In the most recent study, Johnstone studied 20 people with traumatic brain injuries affecting the right parietal lobe, the area of the brain situated a few inches above the right ear. He surveyed participants on characteristics of spirituality, such as how close they felt to a higher power and if they felt their lives were part of a divine plan. He found that the participants with more significant injury to their right parietal lobe showed an increased feeling of closeness to a higher power.

“Neuropsychology researchers consistently have shown that impairment on the right side of the brain decreases one’s focus on the self,” Johnstone said. “Since our research shows that people with this impairment are more spiritual, this suggests spiritual experiences are associated with a decreased focus on the self. This is consistent with many religious texts that suggest people should concentrate on the well-being of others rather than on themselves.”

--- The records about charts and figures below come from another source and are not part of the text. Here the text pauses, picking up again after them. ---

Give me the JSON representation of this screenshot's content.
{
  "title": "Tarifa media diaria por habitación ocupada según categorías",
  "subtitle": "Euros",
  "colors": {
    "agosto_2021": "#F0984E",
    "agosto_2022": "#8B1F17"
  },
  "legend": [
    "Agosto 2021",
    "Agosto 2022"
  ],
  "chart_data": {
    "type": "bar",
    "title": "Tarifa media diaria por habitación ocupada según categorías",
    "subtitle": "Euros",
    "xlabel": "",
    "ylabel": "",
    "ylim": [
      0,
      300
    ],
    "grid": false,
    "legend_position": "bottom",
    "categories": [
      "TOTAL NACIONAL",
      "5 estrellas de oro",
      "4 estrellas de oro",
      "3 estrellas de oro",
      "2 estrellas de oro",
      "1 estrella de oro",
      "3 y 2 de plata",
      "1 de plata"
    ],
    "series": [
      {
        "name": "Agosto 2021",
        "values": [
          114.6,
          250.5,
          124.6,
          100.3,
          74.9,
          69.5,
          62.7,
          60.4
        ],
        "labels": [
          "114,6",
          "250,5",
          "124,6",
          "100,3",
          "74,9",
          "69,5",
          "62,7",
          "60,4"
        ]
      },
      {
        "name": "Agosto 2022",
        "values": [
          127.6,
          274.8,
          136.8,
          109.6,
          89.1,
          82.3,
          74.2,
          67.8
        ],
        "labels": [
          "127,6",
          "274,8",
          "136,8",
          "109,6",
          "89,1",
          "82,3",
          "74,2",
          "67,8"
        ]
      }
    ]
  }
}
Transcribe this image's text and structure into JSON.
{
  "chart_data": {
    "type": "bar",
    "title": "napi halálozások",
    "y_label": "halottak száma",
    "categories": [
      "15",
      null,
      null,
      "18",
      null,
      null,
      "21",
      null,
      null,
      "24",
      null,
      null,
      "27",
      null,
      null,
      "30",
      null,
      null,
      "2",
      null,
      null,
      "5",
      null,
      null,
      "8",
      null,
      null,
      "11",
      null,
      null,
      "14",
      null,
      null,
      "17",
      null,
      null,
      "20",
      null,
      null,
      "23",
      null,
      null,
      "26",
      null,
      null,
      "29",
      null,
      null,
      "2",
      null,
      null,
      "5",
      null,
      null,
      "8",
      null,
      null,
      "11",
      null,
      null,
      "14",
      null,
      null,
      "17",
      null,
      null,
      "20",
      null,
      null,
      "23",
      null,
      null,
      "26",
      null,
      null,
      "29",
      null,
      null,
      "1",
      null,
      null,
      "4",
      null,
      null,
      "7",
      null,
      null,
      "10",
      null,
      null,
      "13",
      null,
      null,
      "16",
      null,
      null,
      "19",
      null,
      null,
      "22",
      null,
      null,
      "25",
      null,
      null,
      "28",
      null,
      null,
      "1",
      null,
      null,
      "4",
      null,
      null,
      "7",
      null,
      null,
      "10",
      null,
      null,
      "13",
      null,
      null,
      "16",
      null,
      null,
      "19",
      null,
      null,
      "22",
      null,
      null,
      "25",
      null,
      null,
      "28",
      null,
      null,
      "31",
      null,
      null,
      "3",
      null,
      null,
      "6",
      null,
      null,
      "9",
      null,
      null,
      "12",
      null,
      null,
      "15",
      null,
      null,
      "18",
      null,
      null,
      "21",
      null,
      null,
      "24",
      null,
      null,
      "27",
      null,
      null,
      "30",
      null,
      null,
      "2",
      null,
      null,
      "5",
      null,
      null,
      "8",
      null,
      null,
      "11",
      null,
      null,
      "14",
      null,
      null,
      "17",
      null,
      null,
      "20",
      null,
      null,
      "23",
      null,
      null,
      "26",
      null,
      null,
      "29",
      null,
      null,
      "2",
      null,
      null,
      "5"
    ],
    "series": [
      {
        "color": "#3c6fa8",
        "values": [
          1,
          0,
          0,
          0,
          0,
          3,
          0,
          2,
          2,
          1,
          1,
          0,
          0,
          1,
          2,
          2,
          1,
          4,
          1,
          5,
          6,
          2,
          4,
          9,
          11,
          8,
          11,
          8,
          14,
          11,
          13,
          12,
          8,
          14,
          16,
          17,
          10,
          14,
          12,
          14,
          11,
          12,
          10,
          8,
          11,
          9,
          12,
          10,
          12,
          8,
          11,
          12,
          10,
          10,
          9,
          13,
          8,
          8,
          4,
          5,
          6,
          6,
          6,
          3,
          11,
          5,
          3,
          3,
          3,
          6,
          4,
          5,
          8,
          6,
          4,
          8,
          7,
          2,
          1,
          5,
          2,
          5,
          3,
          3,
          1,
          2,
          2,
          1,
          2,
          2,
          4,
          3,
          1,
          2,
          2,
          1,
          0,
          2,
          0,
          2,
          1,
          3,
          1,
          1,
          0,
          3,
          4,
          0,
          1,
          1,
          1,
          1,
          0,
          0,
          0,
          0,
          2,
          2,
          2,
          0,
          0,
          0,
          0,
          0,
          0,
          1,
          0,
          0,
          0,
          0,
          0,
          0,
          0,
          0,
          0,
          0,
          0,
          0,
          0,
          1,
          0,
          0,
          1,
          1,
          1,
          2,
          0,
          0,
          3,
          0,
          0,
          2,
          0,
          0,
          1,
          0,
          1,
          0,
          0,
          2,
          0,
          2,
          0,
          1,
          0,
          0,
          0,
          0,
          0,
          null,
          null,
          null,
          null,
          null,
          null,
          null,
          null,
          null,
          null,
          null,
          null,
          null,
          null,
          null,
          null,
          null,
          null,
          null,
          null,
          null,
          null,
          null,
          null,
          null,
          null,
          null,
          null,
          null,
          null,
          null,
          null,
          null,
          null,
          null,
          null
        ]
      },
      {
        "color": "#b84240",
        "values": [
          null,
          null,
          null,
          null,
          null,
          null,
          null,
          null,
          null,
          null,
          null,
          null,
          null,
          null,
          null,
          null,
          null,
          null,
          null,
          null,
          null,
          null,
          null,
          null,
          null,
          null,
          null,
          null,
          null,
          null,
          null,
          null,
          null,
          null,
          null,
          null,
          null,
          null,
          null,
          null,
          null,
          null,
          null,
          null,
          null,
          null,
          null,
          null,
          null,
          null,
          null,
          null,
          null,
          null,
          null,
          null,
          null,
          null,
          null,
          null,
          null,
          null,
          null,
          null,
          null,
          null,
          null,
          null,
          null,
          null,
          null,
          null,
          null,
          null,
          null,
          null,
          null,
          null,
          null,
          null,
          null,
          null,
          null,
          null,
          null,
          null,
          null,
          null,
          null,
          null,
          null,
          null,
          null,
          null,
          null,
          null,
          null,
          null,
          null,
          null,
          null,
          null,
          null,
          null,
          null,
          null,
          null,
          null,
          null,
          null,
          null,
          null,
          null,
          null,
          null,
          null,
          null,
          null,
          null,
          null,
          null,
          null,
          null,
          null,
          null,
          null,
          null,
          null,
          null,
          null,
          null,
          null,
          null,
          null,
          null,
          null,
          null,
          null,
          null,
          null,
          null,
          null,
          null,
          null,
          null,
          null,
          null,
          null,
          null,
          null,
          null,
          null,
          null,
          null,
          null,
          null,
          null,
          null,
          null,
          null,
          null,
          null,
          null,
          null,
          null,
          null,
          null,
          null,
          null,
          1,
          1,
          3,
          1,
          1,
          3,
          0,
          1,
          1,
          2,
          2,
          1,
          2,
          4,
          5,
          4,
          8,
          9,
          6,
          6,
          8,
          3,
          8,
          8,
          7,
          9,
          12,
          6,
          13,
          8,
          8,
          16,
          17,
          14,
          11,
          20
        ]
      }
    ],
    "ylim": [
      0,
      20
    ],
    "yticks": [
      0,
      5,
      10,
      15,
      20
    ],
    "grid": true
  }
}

Johnstone says the right side of the brain is associated with self-orientation, whereas the left side is associated with how individuals relate to others. Although Johnstone studied people with brain injury, previous studies of Buddhist meditators and Franciscan nuns with normal brain function have shown that people can learn to minimize the functioning of the right side of their brains to increase their spiritual connections during meditation and prayer.

In addition, Johnstone measured the frequency of participants’ religious practices, such as how often they attended church or listened to religious programs. He measured activity in the frontal lobe and found a correlation between increased activity in this part of the brain and increased participation in religious practices.

“This finding indicates that spiritual experiences are likely associated with different parts of the brain,” Johnstone said.

The study, “Right parietal lobe ‘selflessness’ as the neuropsychological basis of spiritual transcendence,” was published in the International Journal of the Psychology of Religion.